Graphique 2. Secteur clé (2021, % des ventes totales)

A. Groupes Familiaux

B. Groupes non familiaux

Notes : Échantillon de groupes d'entreprises de plus de 50 employés. Seules les industries représentant plus de 3 % du chiffre d'affaires total sont visualisées. La classification sectorielle d'un groupe d'entreprises est déterminée par le code industrie à deux chiffres au sein du groupe ayant la plus forte valeur ajoutée.

Sources: Andrieu et al. 2024.

Les entreprises familiales varient largement selon les secteurs, avec une dominance notable dans le commerce de gros, le commerce de détail et la fabrication de produits alimentaires en France.

Le Graphique 2 montre la répartition des principales industries pour les groupes familiaux et non familiaux en 2021. Les données indiquent que les entreprises familiales sont relativement plus impliquées dans des secteurs tels que le commerce de gros, le commerce de détail et la fabrication de produits alimentaires par rapport aux groupes non familiaux.

Villalonga et Amit (2006) examinent les déterminants de la répartition des activités entre industries. Ils montrent que la propriété familiale est plus élevée dans les secteurs où la taille minimale efficiente est faible, le besoin de surveiller les employés est élevé et les horizons d'investissement sont longs.
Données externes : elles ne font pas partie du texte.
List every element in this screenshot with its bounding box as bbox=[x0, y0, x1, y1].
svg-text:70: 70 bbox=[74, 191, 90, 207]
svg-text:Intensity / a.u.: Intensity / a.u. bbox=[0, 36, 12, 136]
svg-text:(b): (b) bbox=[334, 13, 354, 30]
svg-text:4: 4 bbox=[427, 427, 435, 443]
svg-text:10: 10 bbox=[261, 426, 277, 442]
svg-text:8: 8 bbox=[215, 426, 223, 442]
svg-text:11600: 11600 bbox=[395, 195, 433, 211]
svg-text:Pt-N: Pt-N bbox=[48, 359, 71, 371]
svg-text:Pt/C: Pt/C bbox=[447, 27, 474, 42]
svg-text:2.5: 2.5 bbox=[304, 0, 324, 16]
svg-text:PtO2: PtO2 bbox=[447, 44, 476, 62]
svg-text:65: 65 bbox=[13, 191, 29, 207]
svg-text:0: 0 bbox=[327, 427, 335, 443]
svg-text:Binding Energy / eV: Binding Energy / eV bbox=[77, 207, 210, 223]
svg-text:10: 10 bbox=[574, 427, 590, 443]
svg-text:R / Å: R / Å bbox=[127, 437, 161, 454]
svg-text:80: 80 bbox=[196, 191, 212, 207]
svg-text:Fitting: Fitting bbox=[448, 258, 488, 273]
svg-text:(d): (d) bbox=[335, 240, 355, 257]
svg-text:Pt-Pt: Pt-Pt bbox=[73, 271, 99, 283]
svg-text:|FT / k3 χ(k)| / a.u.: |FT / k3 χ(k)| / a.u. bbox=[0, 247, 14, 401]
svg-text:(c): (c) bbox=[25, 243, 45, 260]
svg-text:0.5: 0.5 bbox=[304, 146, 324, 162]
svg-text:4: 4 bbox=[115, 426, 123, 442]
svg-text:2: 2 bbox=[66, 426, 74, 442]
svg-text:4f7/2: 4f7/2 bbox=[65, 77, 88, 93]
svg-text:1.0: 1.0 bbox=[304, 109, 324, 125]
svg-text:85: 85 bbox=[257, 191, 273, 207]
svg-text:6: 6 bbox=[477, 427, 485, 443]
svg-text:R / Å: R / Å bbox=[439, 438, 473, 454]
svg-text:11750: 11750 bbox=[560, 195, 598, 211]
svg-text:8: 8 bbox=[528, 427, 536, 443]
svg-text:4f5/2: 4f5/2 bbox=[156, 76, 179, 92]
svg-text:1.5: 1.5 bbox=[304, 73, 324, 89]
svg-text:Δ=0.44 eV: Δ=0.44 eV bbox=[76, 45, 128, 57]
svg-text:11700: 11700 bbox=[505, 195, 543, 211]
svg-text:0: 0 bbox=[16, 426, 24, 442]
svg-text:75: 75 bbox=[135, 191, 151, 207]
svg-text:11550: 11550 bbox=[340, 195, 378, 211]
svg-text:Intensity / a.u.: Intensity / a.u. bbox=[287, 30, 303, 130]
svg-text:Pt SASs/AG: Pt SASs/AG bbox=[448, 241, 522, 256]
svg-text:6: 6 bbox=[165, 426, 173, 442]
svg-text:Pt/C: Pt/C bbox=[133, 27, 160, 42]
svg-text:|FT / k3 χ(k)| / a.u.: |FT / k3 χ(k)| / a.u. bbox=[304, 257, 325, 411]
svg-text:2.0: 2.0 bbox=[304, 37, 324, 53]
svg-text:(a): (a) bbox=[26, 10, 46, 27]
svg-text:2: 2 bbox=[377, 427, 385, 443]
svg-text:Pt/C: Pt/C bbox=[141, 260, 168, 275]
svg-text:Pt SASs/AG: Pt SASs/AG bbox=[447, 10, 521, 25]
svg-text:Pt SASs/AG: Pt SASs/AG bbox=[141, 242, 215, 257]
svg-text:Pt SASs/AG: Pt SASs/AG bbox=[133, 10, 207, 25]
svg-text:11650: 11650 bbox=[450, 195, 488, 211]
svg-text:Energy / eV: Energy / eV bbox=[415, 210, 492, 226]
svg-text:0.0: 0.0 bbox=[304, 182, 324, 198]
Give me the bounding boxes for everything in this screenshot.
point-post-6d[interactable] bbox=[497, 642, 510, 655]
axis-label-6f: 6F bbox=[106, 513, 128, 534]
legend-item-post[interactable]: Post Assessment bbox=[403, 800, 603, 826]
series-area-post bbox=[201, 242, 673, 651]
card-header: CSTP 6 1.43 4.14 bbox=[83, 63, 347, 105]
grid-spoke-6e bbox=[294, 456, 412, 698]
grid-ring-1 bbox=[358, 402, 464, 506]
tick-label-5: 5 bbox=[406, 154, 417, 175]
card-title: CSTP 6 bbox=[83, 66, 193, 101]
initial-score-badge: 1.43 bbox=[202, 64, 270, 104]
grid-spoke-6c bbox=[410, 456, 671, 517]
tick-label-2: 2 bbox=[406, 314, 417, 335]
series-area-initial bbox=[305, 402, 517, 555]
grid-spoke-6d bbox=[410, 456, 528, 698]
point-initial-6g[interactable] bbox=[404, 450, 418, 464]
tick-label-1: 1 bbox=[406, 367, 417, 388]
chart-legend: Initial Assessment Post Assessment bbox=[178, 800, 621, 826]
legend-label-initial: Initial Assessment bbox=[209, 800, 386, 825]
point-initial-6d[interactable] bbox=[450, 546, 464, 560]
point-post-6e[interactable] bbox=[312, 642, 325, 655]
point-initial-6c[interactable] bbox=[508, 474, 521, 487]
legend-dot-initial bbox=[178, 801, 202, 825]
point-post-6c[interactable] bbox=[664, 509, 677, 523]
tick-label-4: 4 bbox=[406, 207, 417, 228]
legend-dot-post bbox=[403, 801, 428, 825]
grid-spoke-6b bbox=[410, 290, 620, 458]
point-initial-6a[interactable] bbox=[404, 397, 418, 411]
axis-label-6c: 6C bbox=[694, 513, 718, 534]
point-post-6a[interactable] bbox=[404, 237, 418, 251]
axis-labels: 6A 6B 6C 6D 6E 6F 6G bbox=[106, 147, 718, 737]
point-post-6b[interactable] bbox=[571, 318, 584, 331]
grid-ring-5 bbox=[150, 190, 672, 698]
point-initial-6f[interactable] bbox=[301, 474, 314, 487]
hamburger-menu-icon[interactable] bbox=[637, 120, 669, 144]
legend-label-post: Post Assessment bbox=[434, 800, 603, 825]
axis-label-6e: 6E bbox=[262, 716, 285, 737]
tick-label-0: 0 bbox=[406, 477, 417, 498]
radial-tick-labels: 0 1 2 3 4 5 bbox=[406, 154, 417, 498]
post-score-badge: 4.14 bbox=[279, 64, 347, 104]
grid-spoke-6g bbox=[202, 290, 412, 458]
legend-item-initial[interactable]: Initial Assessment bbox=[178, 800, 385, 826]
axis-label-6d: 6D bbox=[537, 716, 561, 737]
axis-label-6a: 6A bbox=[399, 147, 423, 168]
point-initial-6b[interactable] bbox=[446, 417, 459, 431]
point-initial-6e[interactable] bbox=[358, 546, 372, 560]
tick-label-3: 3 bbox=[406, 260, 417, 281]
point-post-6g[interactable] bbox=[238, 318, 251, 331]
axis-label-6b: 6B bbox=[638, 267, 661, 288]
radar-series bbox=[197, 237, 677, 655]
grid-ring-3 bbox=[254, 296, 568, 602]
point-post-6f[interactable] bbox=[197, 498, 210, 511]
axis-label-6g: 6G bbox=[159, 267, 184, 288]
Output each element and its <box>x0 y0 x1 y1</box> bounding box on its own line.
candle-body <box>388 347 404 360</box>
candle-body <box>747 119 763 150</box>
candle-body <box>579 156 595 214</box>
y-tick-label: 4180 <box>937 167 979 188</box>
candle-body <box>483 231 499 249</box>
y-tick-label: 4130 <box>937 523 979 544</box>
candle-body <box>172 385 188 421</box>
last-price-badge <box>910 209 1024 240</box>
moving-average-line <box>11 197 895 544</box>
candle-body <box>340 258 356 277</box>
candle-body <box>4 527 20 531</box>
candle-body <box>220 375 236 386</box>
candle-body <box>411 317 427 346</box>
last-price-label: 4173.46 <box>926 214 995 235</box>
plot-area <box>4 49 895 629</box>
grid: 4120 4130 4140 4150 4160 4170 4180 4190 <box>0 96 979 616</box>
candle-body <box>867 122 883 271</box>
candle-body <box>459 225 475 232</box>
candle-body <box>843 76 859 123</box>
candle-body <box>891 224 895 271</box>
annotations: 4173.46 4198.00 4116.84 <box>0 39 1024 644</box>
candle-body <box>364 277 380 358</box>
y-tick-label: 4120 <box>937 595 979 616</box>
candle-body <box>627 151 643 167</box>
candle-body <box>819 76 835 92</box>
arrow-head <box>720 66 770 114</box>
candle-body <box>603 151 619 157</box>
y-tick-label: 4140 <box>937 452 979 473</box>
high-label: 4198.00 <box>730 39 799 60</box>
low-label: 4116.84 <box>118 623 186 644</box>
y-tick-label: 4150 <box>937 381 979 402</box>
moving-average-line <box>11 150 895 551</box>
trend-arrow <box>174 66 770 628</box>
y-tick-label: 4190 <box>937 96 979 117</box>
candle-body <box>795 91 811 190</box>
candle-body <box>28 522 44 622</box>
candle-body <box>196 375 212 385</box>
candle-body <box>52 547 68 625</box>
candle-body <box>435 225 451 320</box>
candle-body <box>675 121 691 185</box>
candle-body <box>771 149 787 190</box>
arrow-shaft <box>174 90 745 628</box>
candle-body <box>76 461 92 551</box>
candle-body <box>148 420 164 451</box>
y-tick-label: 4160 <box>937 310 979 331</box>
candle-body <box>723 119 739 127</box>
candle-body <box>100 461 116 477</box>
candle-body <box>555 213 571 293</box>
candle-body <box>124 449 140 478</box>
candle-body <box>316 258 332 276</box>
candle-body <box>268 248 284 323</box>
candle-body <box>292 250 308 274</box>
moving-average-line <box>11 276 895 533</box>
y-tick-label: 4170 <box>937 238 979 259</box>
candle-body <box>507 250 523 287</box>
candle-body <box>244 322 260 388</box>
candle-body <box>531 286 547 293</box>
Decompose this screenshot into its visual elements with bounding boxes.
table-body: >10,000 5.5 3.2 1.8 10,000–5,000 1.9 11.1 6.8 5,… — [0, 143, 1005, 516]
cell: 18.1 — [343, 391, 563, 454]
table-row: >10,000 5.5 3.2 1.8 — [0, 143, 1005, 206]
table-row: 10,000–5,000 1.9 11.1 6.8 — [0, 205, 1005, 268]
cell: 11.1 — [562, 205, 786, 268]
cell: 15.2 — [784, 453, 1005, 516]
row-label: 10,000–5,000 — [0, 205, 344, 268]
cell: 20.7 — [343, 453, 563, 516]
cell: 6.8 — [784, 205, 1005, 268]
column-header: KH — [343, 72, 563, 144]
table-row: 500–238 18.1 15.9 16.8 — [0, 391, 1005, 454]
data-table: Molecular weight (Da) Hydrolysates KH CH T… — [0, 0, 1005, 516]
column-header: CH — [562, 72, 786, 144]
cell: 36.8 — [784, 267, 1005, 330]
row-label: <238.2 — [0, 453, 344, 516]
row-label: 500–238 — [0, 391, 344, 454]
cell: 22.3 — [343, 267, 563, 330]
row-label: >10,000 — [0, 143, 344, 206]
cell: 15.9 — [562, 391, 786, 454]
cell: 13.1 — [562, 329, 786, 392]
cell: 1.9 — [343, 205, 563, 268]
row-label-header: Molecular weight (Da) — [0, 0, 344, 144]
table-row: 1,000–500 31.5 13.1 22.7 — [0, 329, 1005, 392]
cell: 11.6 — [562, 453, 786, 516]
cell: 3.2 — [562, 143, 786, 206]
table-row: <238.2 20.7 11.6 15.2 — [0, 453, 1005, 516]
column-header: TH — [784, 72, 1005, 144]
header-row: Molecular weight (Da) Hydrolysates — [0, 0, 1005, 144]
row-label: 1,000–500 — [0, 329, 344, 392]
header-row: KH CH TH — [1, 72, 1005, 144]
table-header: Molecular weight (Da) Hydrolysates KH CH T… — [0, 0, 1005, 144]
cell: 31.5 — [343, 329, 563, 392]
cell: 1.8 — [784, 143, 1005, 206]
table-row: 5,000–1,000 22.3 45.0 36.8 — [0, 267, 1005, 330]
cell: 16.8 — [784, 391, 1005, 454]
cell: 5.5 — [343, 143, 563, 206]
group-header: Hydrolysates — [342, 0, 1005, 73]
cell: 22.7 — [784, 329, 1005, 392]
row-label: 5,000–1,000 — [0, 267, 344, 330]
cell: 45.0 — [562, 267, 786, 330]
De plus, l'étude souligne la pertinence des actions à double catégorie, qui ne sont pas autorisées pour toutes les formes juridiques d'entreprises en France.

 

Distribution régionale des groupes familiaux et de la valeur ajoutée

L'impact économique des entreprises familiales est largement réparti entre les régions en France.

Andrieu et al. (2024) montrent que, bien que les entreprises familiales en France soient concentrées dans certaines zones de mobilité, comme l'Île-de-France, leur impact économique est plus uniformément réparti entre les régions. En utilisant les données de 2020 de l'INSEE, leur étude examine la part des entreprises, les heures travaillées, la valeur ajoutée et l'emploi dans chaque zone. Le Graphique 3 illustre cette répartition pour la part du nombre d'entreprises à gauche et la part de la valeur ajoutée totale, à droite.

Le panorama en termes de parts révèle une dispersion assez significative de l'empreinte régionale des entreprises familiales.

Graphique 3. Groupe familiaux et empreinte régionale.

Notes : L'échantillon comprend des entreprises de plus de 50 employés, mesurées au niveau du groupe d'entreprises. Les ventes et les heures sont mesurées uniquement au niveau SIREN et sont attribuées à la zone d'emploi (ZE) du siège social (HQ). Le siège social est défini comme l'établissement ayant la plus forte masse salariale pour les cadres, ou la masse salariale globale si les données sur les cadres sont manquantes. Pour garantir la confidentialité des données, l'empreinte dans les zones d'emploi n'est pas affichée pour les zones comportant moins de 10 entreprises.

Sources: Andrieu et al. 2024.

Notes & Références

  • Aminadav, G. and Papaioannou, E., 2020. Corporate control around the world, The Journal of Finance, 75(3), pp. 1191–1246.
  • Andrieu, E., Toubal, F. and Villanueva, P., 2024. Family Firms in France: Macro Impact and Micro Insights. Working Paper. Dauphine University. Forthcoming.
  • Faccio, M. and Lang, L.H.P., 2002. The ultimate ownership of Western European corporations, Journal of Financial Economics, 65(3), pp. 365–395.
  • Villalonga, B. and Amit, R., 2006. How do family ownership, control and management affect firm value? Journal of Financial Economics, 80(2), pp.385- 417.